Embora com certo atraso, os operadores jurídicos brasileiros começam a se dar conta de que também o Direito Civil deve ser analisado sob a perspectiva imposta pela Constituição, sobretudo quando se trata dos direitos subjetivos fundamentais, que, alicerçados na liberdade, tendem a colidir e efetivamente colidem, tanto quanto acontece com os direitos subjetivos públicos, o que obriga a utilização do princípio da proporcionalidade como única forma de controle desse tipo de conflito. Assim, por exemplo, a liberdade de contratar, a liberdade de testar, e a liberdade de fixar ou moldar um regime patrimonial de casamento.
Se considerarmos que desde a década de oitenta os civilistas na Alemanha, conduzidos por CLAUS-WILLELM CANARIS, perceberam que sobre as normas do Código Civil devem ser aplicadas as normas constitucionais que preveem os direitos fundamentais, atuando essas normas constitucionais como importante material hermenêutico, e que essa posição doutrinária foi logo em seguida incorporada à jurisprudência do Tribunal Constitucional alemão, podemos então dizer que o Brasil registra um considerável atraso na compreensão de que os direitos subjetivos previstos no Código Civil devem ter seu conteúdo e alcance fixados com base no conteúdo e alcance a serem extraídos das normas que preveem os direitos fundamentais.

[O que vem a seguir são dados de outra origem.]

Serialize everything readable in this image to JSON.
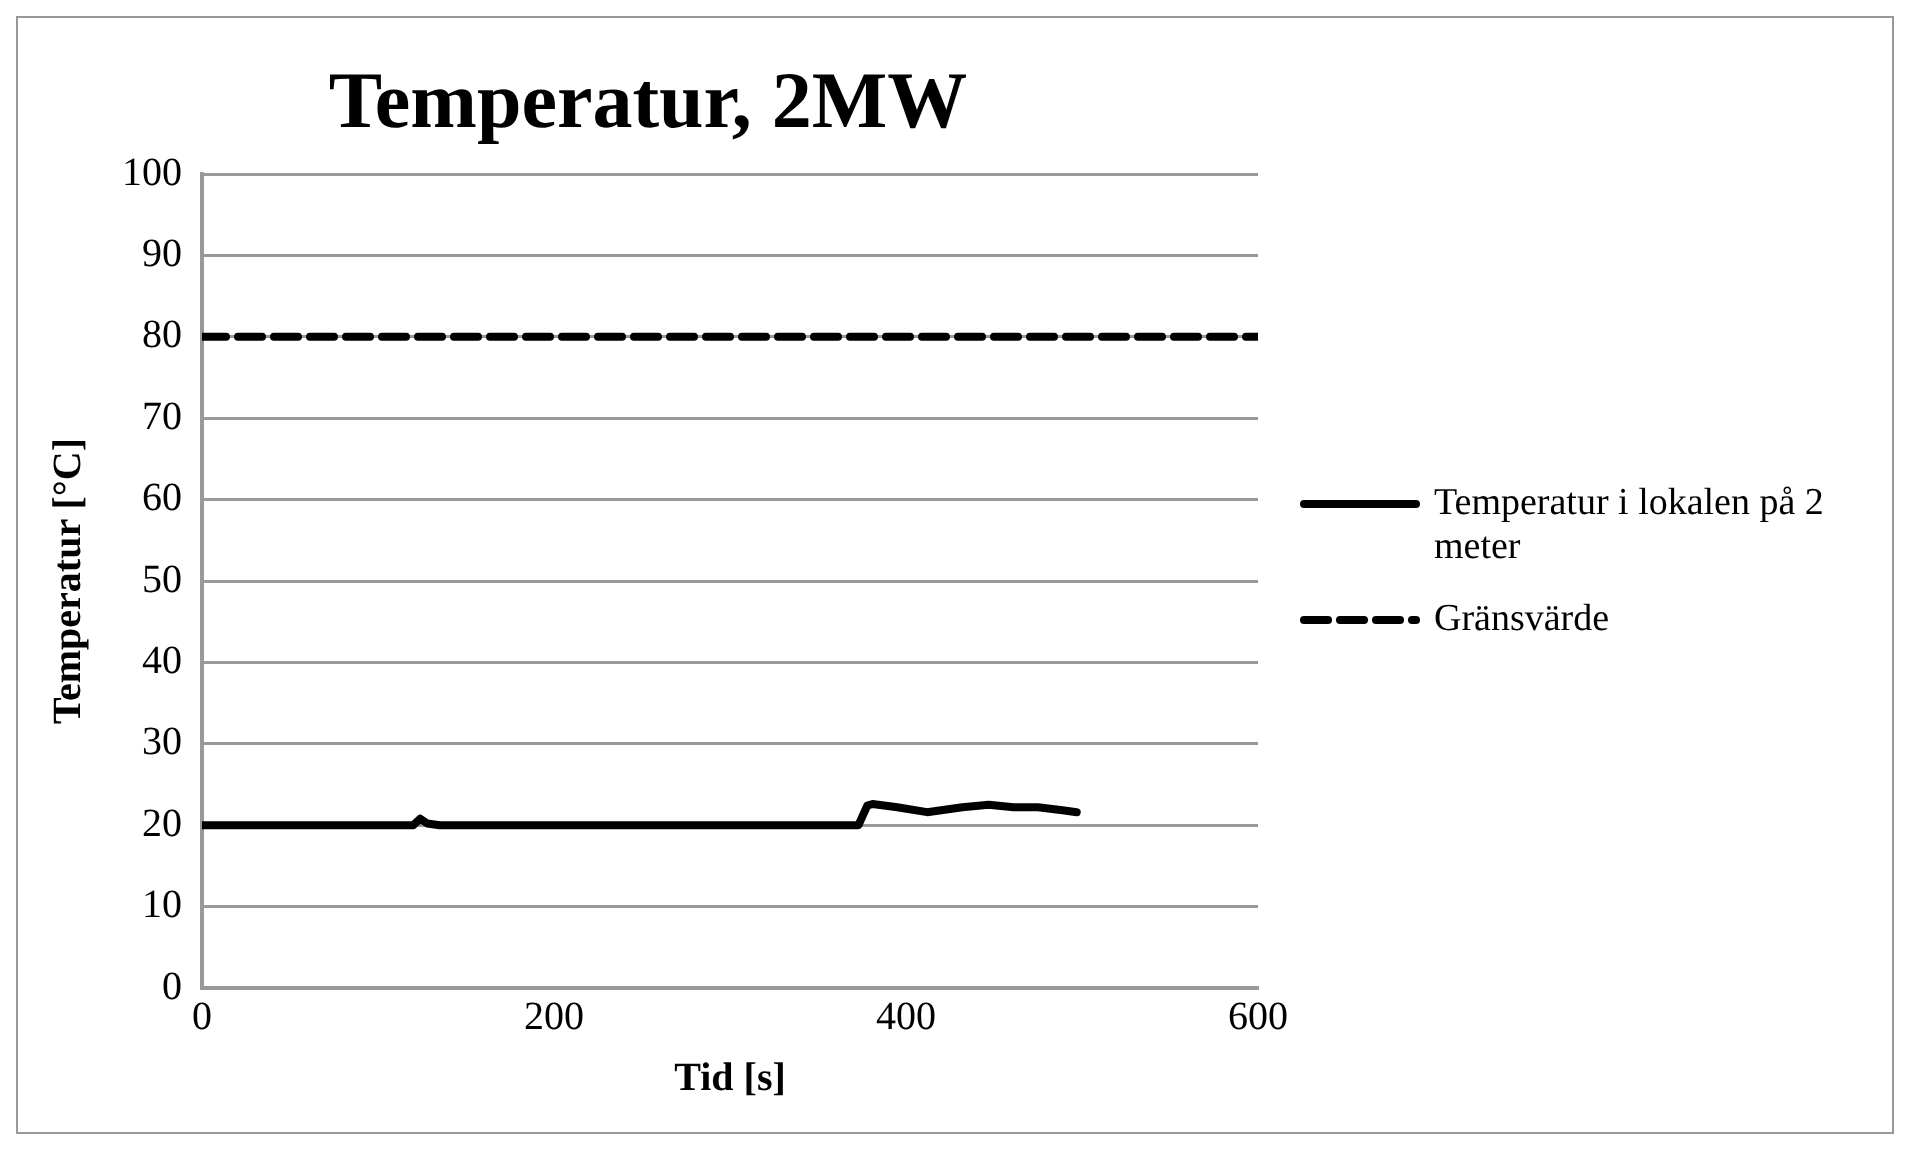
{
  "chart_data": {
    "type": "line",
    "title": "Temperatur, 2MW",
    "xlabel": "Tid [s]",
    "ylabel": "Temperatur [°C]",
    "xlim": [
      0,
      600
    ],
    "xticks": [
      0,
      200,
      400,
      600
    ],
    "ylim": [
      0,
      100
    ],
    "yticks": [
      0,
      10,
      20,
      30,
      40,
      50,
      60,
      70,
      80,
      90,
      100
    ],
    "grid": "y",
    "legend": "right",
    "marker": "none",
    "series": [
      {
        "name": "Temperatur i lokalen på 2 meter",
        "color": "#000000",
        "line_style": "solid",
        "x": [
          0,
          120,
          124,
          128,
          135,
          373,
          378,
          381,
          395,
          412,
          432,
          447,
          461,
          475,
          490,
          497
        ],
        "values": [
          20,
          20,
          20.8,
          20.2,
          20,
          20,
          22.4,
          22.6,
          22.2,
          21.6,
          22.2,
          22.5,
          22.2,
          22.2,
          21.8,
          21.6
        ]
      },
      {
        "name": "Gränsvärde",
        "color": "#000000",
        "line_style": "dashed",
        "x": [
          0,
          600
        ],
        "values": [
          80,
          80
        ]
      }
    ]
  }
}
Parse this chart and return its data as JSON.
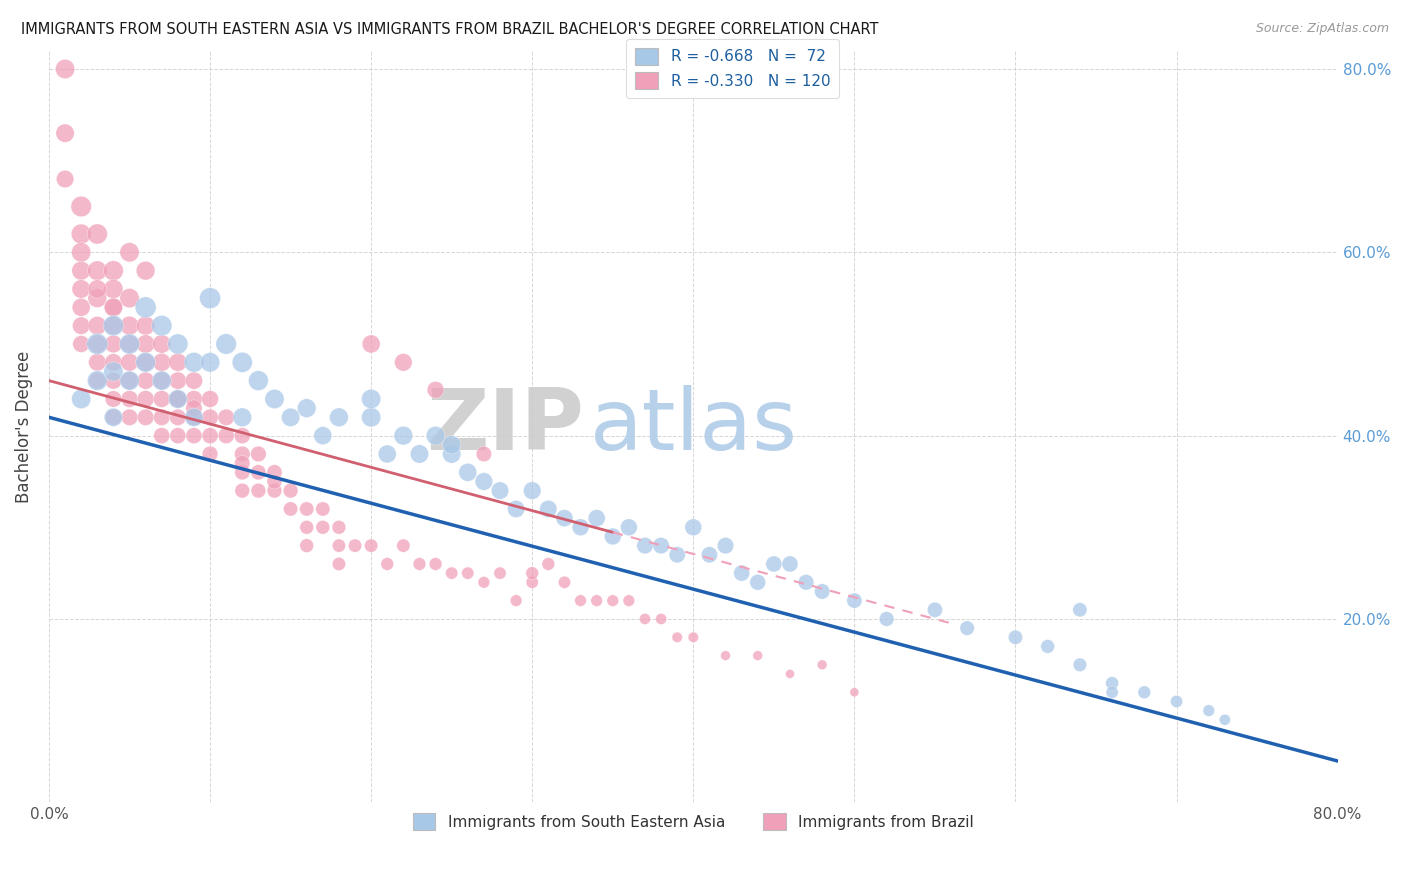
{
  "title": "IMMIGRANTS FROM SOUTH EASTERN ASIA VS IMMIGRANTS FROM BRAZIL BACHELOR'S DEGREE CORRELATION CHART",
  "source": "Source: ZipAtlas.com",
  "ylabel": "Bachelor's Degree",
  "watermark_zip": "ZIP",
  "watermark_atlas": "atlas",
  "legend_blue_label": "R = -0.668   N =  72",
  "legend_pink_label": "R = -0.330   N = 120",
  "legend_label_blue": "Immigrants from South Eastern Asia",
  "legend_label_pink": "Immigrants from Brazil",
  "blue_color": "#A8C8E8",
  "pink_color": "#F0A0B8",
  "trendline_blue_color": "#2060B0",
  "trendline_pink_solid_color": "#D06070",
  "trendline_pink_dash_color": "#F0A0B8",
  "xlim": [
    0.0,
    0.8
  ],
  "ylim": [
    0.0,
    0.82
  ],
  "blue_x": [
    0.02,
    0.03,
    0.03,
    0.04,
    0.04,
    0.04,
    0.05,
    0.05,
    0.06,
    0.06,
    0.07,
    0.07,
    0.08,
    0.08,
    0.09,
    0.09,
    0.1,
    0.1,
    0.11,
    0.12,
    0.12,
    0.13,
    0.14,
    0.15,
    0.16,
    0.17,
    0.18,
    0.2,
    0.21,
    0.22,
    0.23,
    0.24,
    0.25,
    0.26,
    0.27,
    0.28,
    0.29,
    0.3,
    0.31,
    0.32,
    0.33,
    0.34,
    0.35,
    0.36,
    0.37,
    0.38,
    0.39,
    0.4,
    0.41,
    0.42,
    0.43,
    0.44,
    0.45,
    0.46,
    0.47,
    0.48,
    0.5,
    0.52,
    0.55,
    0.57,
    0.6,
    0.62,
    0.64,
    0.66,
    0.68,
    0.7,
    0.72,
    0.73,
    0.64,
    0.66,
    0.2,
    0.25
  ],
  "blue_y": [
    0.44,
    0.5,
    0.46,
    0.52,
    0.47,
    0.42,
    0.5,
    0.46,
    0.54,
    0.48,
    0.52,
    0.46,
    0.5,
    0.44,
    0.48,
    0.42,
    0.55,
    0.48,
    0.5,
    0.48,
    0.42,
    0.46,
    0.44,
    0.42,
    0.43,
    0.4,
    0.42,
    0.42,
    0.38,
    0.4,
    0.38,
    0.4,
    0.38,
    0.36,
    0.35,
    0.34,
    0.32,
    0.34,
    0.32,
    0.31,
    0.3,
    0.31,
    0.29,
    0.3,
    0.28,
    0.28,
    0.27,
    0.3,
    0.27,
    0.28,
    0.25,
    0.24,
    0.26,
    0.26,
    0.24,
    0.23,
    0.22,
    0.2,
    0.21,
    0.19,
    0.18,
    0.17,
    0.15,
    0.13,
    0.12,
    0.11,
    0.1,
    0.09,
    0.21,
    0.12,
    0.44,
    0.39
  ],
  "blue_s": [
    55,
    65,
    58,
    62,
    55,
    50,
    60,
    55,
    65,
    58,
    62,
    55,
    60,
    52,
    58,
    50,
    65,
    56,
    62,
    60,
    52,
    58,
    55,
    50,
    52,
    48,
    52,
    55,
    48,
    52,
    50,
    52,
    50,
    48,
    46,
    45,
    44,
    46,
    44,
    43,
    42,
    43,
    42,
    42,
    40,
    40,
    39,
    42,
    39,
    40,
    38,
    37,
    38,
    38,
    36,
    35,
    34,
    32,
    34,
    31,
    30,
    28,
    27,
    25,
    24,
    22,
    20,
    18,
    30,
    22,
    55,
    50
  ],
  "pink_x": [
    0.01,
    0.01,
    0.01,
    0.02,
    0.02,
    0.02,
    0.02,
    0.02,
    0.02,
    0.02,
    0.02,
    0.03,
    0.03,
    0.03,
    0.03,
    0.03,
    0.03,
    0.03,
    0.04,
    0.04,
    0.04,
    0.04,
    0.04,
    0.04,
    0.04,
    0.04,
    0.04,
    0.05,
    0.05,
    0.05,
    0.05,
    0.05,
    0.05,
    0.05,
    0.06,
    0.06,
    0.06,
    0.06,
    0.06,
    0.06,
    0.07,
    0.07,
    0.07,
    0.07,
    0.07,
    0.07,
    0.08,
    0.08,
    0.08,
    0.08,
    0.08,
    0.09,
    0.09,
    0.09,
    0.09,
    0.1,
    0.1,
    0.1,
    0.1,
    0.11,
    0.11,
    0.12,
    0.12,
    0.12,
    0.12,
    0.13,
    0.13,
    0.13,
    0.14,
    0.14,
    0.15,
    0.15,
    0.16,
    0.16,
    0.17,
    0.17,
    0.18,
    0.18,
    0.19,
    0.2,
    0.21,
    0.22,
    0.23,
    0.24,
    0.25,
    0.26,
    0.27,
    0.28,
    0.29,
    0.3,
    0.31,
    0.32,
    0.33,
    0.34,
    0.35,
    0.36,
    0.37,
    0.38,
    0.39,
    0.4,
    0.42,
    0.44,
    0.46,
    0.48,
    0.5,
    0.05,
    0.06,
    0.03,
    0.04,
    0.08,
    0.09,
    0.12,
    0.14,
    0.16,
    0.18,
    0.2,
    0.22,
    0.24,
    0.27,
    0.3
  ],
  "pink_y": [
    0.8,
    0.73,
    0.68,
    0.65,
    0.62,
    0.6,
    0.58,
    0.56,
    0.54,
    0.52,
    0.5,
    0.62,
    0.58,
    0.55,
    0.52,
    0.5,
    0.48,
    0.46,
    0.58,
    0.56,
    0.54,
    0.52,
    0.5,
    0.48,
    0.46,
    0.44,
    0.42,
    0.55,
    0.52,
    0.5,
    0.48,
    0.46,
    0.44,
    0.42,
    0.52,
    0.5,
    0.48,
    0.46,
    0.44,
    0.42,
    0.5,
    0.48,
    0.46,
    0.44,
    0.42,
    0.4,
    0.48,
    0.46,
    0.44,
    0.42,
    0.4,
    0.46,
    0.44,
    0.42,
    0.4,
    0.44,
    0.42,
    0.4,
    0.38,
    0.42,
    0.4,
    0.4,
    0.38,
    0.36,
    0.34,
    0.38,
    0.36,
    0.34,
    0.36,
    0.34,
    0.34,
    0.32,
    0.32,
    0.3,
    0.32,
    0.3,
    0.3,
    0.28,
    0.28,
    0.28,
    0.26,
    0.28,
    0.26,
    0.26,
    0.25,
    0.25,
    0.24,
    0.25,
    0.22,
    0.24,
    0.26,
    0.24,
    0.22,
    0.22,
    0.22,
    0.22,
    0.2,
    0.2,
    0.18,
    0.18,
    0.16,
    0.16,
    0.14,
    0.15,
    0.12,
    0.6,
    0.58,
    0.56,
    0.54,
    0.44,
    0.43,
    0.37,
    0.35,
    0.28,
    0.26,
    0.5,
    0.48,
    0.45,
    0.38,
    0.25
  ],
  "pink_s": [
    55,
    50,
    45,
    62,
    58,
    55,
    52,
    50,
    48,
    45,
    42,
    60,
    56,
    52,
    50,
    48,
    45,
    42,
    58,
    54,
    50,
    48,
    46,
    44,
    42,
    40,
    38,
    55,
    52,
    48,
    46,
    44,
    42,
    40,
    52,
    50,
    46,
    44,
    42,
    40,
    50,
    48,
    44,
    42,
    40,
    38,
    48,
    44,
    42,
    40,
    38,
    44,
    42,
    40,
    38,
    42,
    40,
    38,
    36,
    40,
    38,
    38,
    36,
    34,
    32,
    36,
    34,
    32,
    34,
    32,
    32,
    30,
    30,
    28,
    30,
    28,
    28,
    26,
    26,
    26,
    24,
    26,
    24,
    24,
    22,
    22,
    20,
    22,
    20,
    22,
    24,
    22,
    20,
    20,
    20,
    20,
    18,
    18,
    16,
    16,
    14,
    14,
    12,
    14,
    12,
    55,
    52,
    50,
    48,
    42,
    40,
    35,
    33,
    28,
    26,
    48,
    46,
    42,
    35,
    24
  ]
}
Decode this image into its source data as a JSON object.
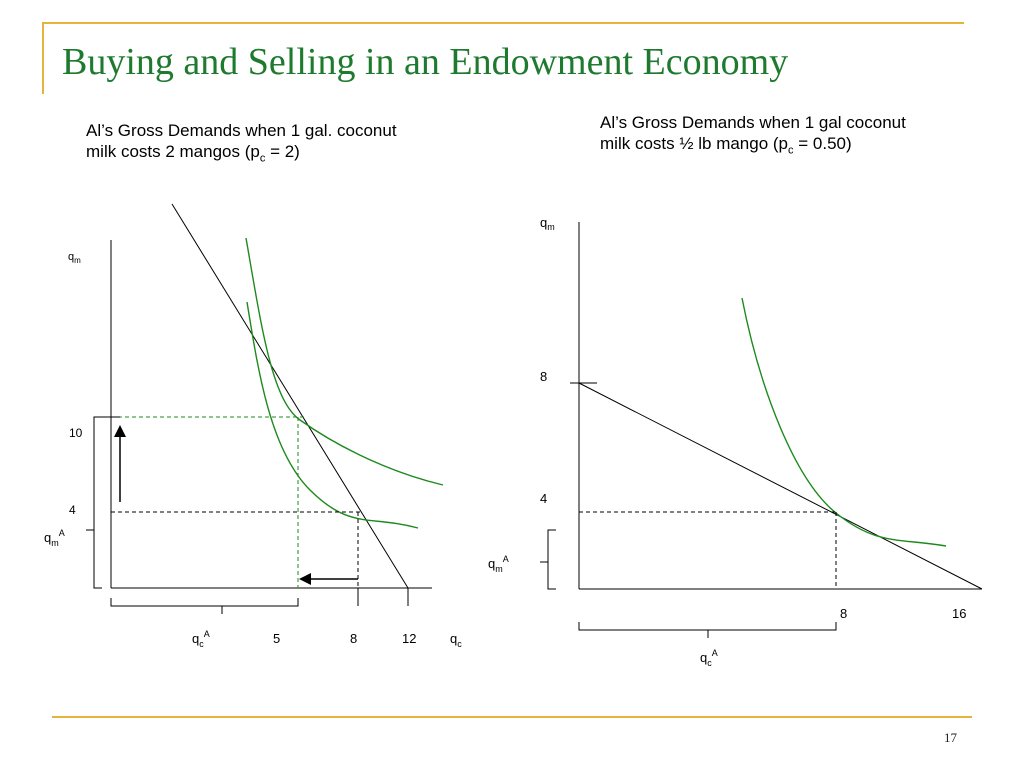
{
  "slide": {
    "title": "Buying and Selling in an Endowment Economy",
    "page_number": "17",
    "accent_color": "#e6b43c",
    "title_color": "#1e7a2e",
    "curve_color": "#1e8a1e"
  },
  "left_panel": {
    "caption_line1": "Al’s Gross Demands when 1 gal. coconut",
    "caption_line2_pre": "milk costs 2 mangos (p",
    "caption_line2_sub": "c",
    "caption_line2_post": " = 2)",
    "y_label": "q",
    "y_label_sub": "m",
    "y_tick_10": "10",
    "y_tick_4": "4",
    "y_endow_label": "q",
    "y_endow_sub": "m",
    "y_endow_sup": "A",
    "x_endow_label": "q",
    "x_endow_sub": "c",
    "x_endow_sup": "A",
    "x_tick_5": "5",
    "x_tick_8": "8",
    "x_tick_12": "12",
    "x_label": "q",
    "x_label_sub": "c"
  },
  "right_panel": {
    "caption_line1": "Al’s Gross Demands when 1 gal coconut",
    "caption_line2_pre": "milk costs ½ lb mango (p",
    "caption_line2_sub": "c",
    "caption_line2_post": " = 0.50)",
    "y_label": "q",
    "y_label_sub": "m",
    "y_tick_8": "8",
    "y_tick_4": "4",
    "y_endow_label": "q",
    "y_endow_sub": "m",
    "y_endow_sup": "A",
    "x_tick_8": "8",
    "x_tick_16": "16",
    "x_endow_label": "q",
    "x_endow_sub": "c",
    "x_endow_sup": "A"
  }
}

Mas a notícia é alvissareira: o atraso está aos poucos a ser eliminado, como comprova o fato de que o Supremo Tribunal Federal irá em breve analisar a “constitucionalidade” da norma do Código Civil que impõe como obrigatória a adoção do regime de separação de bens às pessoas com mais de setenta anos de idade.
O leitor certamente obtemperará que o controle de constitucionalidade é feito no Brasil desde sempre, mais precisamente desde as luminosas ideias de Rui Barbosa e que tinham base no direito norte-americano. Mas o arguto leitor também observará que o termo “constitucionalidade” foi colocado entre aspas, porque se deve observar que, além do controle de constitucionalidade, ou seja, se a norma do Código Civil que fixa como obrigatório o regime da separação de bens é consentânea com o Direito positivo brasileiro, outro controle que o STF poderá e deverá fazer é se, definida a constitucionalidade dessa norma legal, aplicando, então, o princípio constitucional da proporcionalidade, se a norma do Código Civil não estaria a invadir, mais do que seria justo, a liberdade do contraente com mais de setenta anos. Em suma: declarada a constitucionalidade da norma do Código Civil, reconhece-se como válida a posição estatal (da Lei) em fixar como obrigatório o regime de separação; em seguida, analisar-se-á então o conflito entre duas posições jurídicas e dos interesses correspondentes: a do contraente em não querer casar-se sob o regime da separação de bens, e a posição do Estado em querer obrigá-lo a casar sob esse regime. Entram em operação as formas de controle enfeixados no princípio da proporcionalidade, em especial a ponderação de bens.
Lembre-se, por fim, que o princípio da proporcionalidade é sempre aplicado de acordo com as circunstâncias do caso em concreto, diferentemente do que se dá com a questão da constitucionalidade.